Why here, for the bricks and mortar location, will be the physical address (or addresses) where your business will take place. For the online address, you will want to talk about your host and your website- whatever you didn’t talk about in the marketing plan (since there is some cross-over subject matter). When outlining “why here” you will want to talk about these things.
- The elements that attracted you to this location.
- The process you went through to identify this location as the location of choice; in other words, how you narrowed it down from the entire city to the specific location, or from the vast range of URLs to the specific URL you’re going to use.
- Demographic analysis of the people in the area. Be sure to focus in on the make-up of your target market. If you market to women aged 18- 35, you may want to talk about what the overall demographic makeup is in your area and (in greater detail) the demographics of the areas women who are aged 18 – 35.
- Traffic patterns (For example: Time of day – are there rush hours when you’ll be busier?)
- Refer to your marketing plan section where you might talk about how your signage will receive greater exposure at certain times or how your advertising appropriately targets your market.
- Competition in the area.
How can I succeed here?
This is the section that many will want to read, especially since many business plans do not include this. (Rather, they simply give the data, above, without taking this next step of analyzing the data for maximum success).

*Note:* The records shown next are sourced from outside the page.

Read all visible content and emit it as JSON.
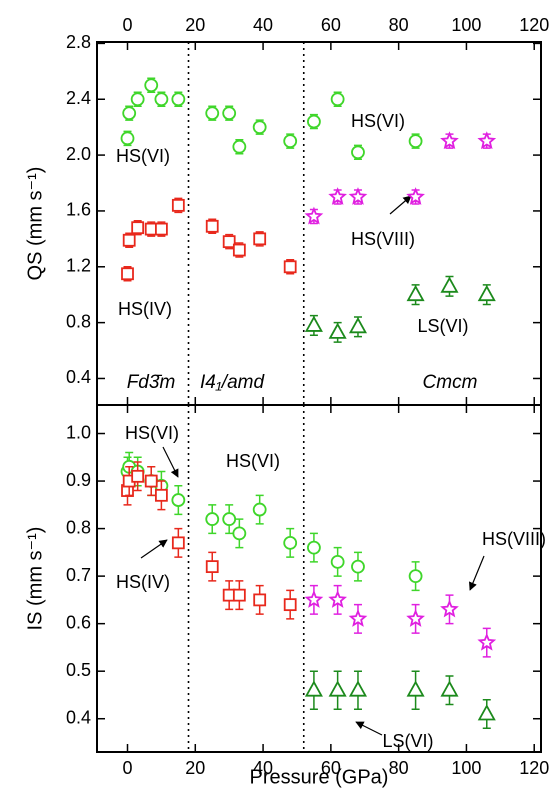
{
  "chart_data": [
    {
      "type": "scatter",
      "ylabel": "QS (mm s⁻¹)",
      "xlim": [
        -9,
        122
      ],
      "xticks": [
        0,
        20,
        40,
        60,
        80,
        100,
        120
      ],
      "ylim": [
        0.21,
        2.81
      ],
      "yticks": [
        0.4,
        0.8,
        1.2,
        1.6,
        {
          "value": 2,
          "label": "2.0"
        },
        2.4,
        2.8
      ],
      "phase_boundaries": [
        18,
        52
      ],
      "annotations": [
        "HS(VI)",
        "HS(IV)",
        "HS(VI)",
        "HS(VIII)",
        "LS(VI)",
        "Fd3̄m",
        "I4₁/amd",
        "Cmcm"
      ],
      "series": [
        {
          "marker": "circle",
          "color": "#3fd62a",
          "x": [
            0,
            0.5,
            3,
            7,
            10,
            15,
            25,
            30,
            33,
            39,
            48,
            55,
            62,
            68,
            85
          ],
          "values": [
            2.12,
            2.3,
            2.4,
            2.5,
            2.4,
            2.4,
            2.3,
            2.3,
            2.06,
            2.2,
            2.1,
            2.24,
            2.4,
            2.02,
            2.1
          ],
          "errors": [
            0.05,
            0.05,
            0.05,
            0.05,
            0.05,
            0.05,
            0.05,
            0.05,
            0.05,
            0.05,
            0.05,
            0.05,
            0.05,
            0.05,
            0.05
          ]
        },
        {
          "marker": "square",
          "color": "#e8281c",
          "x": [
            0,
            0.5,
            3,
            7,
            10,
            15,
            25,
            30,
            33,
            39,
            48
          ],
          "values": [
            1.15,
            1.39,
            1.48,
            1.47,
            1.47,
            1.64,
            1.49,
            1.38,
            1.32,
            1.4,
            1.2
          ],
          "errors": [
            0.05,
            0.05,
            0.05,
            0.05,
            0.05,
            0.05,
            0.05,
            0.05,
            0.05,
            0.05,
            0.05
          ]
        },
        {
          "marker": "star",
          "color": "#e020e0",
          "x": [
            55,
            62,
            68,
            85,
            95,
            106
          ],
          "values": [
            1.56,
            1.7,
            1.7,
            1.7,
            2.1,
            2.1
          ],
          "errors": [
            0.05,
            0.05,
            0.05,
            0.05,
            0.05,
            0.05
          ]
        },
        {
          "marker": "triangle",
          "color": "#1c8a1c",
          "x": [
            55,
            62,
            68,
            85,
            95,
            106
          ],
          "values": [
            0.78,
            0.73,
            0.77,
            1.0,
            1.06,
            1.0
          ],
          "errors": [
            0.07,
            0.07,
            0.07,
            0.07,
            0.07,
            0.07
          ]
        }
      ]
    },
    {
      "type": "scatter",
      "xlabel": "Pressure (GPa)",
      "ylabel": "IS (mm s⁻¹)",
      "xlim": [
        -9,
        122
      ],
      "xticks": [
        0,
        20,
        40,
        60,
        80,
        100,
        120
      ],
      "ylim": [
        0.33,
        1.06
      ],
      "yticks": [
        0.4,
        0.5,
        0.6,
        0.7,
        0.8,
        0.9,
        {
          "value": 1,
          "label": "1.0"
        }
      ],
      "phase_boundaries": [
        18,
        52
      ],
      "annotations": [
        "HS(VI)",
        "HS(VI)",
        "HS(IV)",
        "HS(VIII)",
        "LS(VI)"
      ],
      "series": [
        {
          "marker": "circle",
          "color": "#3fd62a",
          "x": [
            0,
            0.5,
            3,
            7,
            10,
            15,
            25,
            30,
            33,
            39,
            48,
            55,
            62,
            68,
            85
          ],
          "values": [
            0.92,
            0.93,
            0.92,
            0.9,
            0.89,
            0.86,
            0.82,
            0.82,
            0.79,
            0.84,
            0.77,
            0.76,
            0.73,
            0.72,
            0.7
          ],
          "errors": [
            0.03,
            0.03,
            0.03,
            0.03,
            0.03,
            0.03,
            0.03,
            0.03,
            0.03,
            0.03,
            0.03,
            0.03,
            0.03,
            0.03,
            0.03
          ]
        },
        {
          "marker": "square",
          "color": "#e8281c",
          "x": [
            0,
            0.5,
            3,
            7,
            10,
            15,
            25,
            30,
            33,
            39,
            48
          ],
          "values": [
            0.88,
            0.9,
            0.91,
            0.9,
            0.87,
            0.77,
            0.72,
            0.66,
            0.66,
            0.65,
            0.64
          ],
          "errors": [
            0.03,
            0.03,
            0.03,
            0.03,
            0.03,
            0.03,
            0.03,
            0.03,
            0.03,
            0.03,
            0.03
          ]
        },
        {
          "marker": "star",
          "color": "#e020e0",
          "x": [
            55,
            62,
            68,
            85,
            95,
            106
          ],
          "values": [
            0.65,
            0.65,
            0.61,
            0.61,
            0.63,
            0.56
          ],
          "errors": [
            0.03,
            0.03,
            0.03,
            0.03,
            0.03,
            0.03
          ]
        },
        {
          "marker": "triangle",
          "color": "#1c8a1c",
          "x": [
            55,
            62,
            68,
            85,
            95,
            106
          ],
          "values": [
            0.46,
            0.46,
            0.46,
            0.46,
            0.46,
            0.41
          ],
          "errors": [
            0.04,
            0.04,
            0.04,
            0.04,
            0.03,
            0.03
          ]
        }
      ]
    }
  ]
}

- Challenges you will overcome. For example, is it difficult to make a left turn across traffic to get to your store? Do people have to “feed the meter”? Those could substantially reduce your target market.
- What your competitors are doing and what you will do differently. (Of course, you probably already did quite a bit of this in the marketing plan section, but this has a slightly different focus and you may want to reference some of those ideas).
- Outline best case scenario and contingency plans, referencing your marketing plan against your demographics.
- Find competitors in the same area, or in an area of similar demographics, and identify what they’re doing to be successful.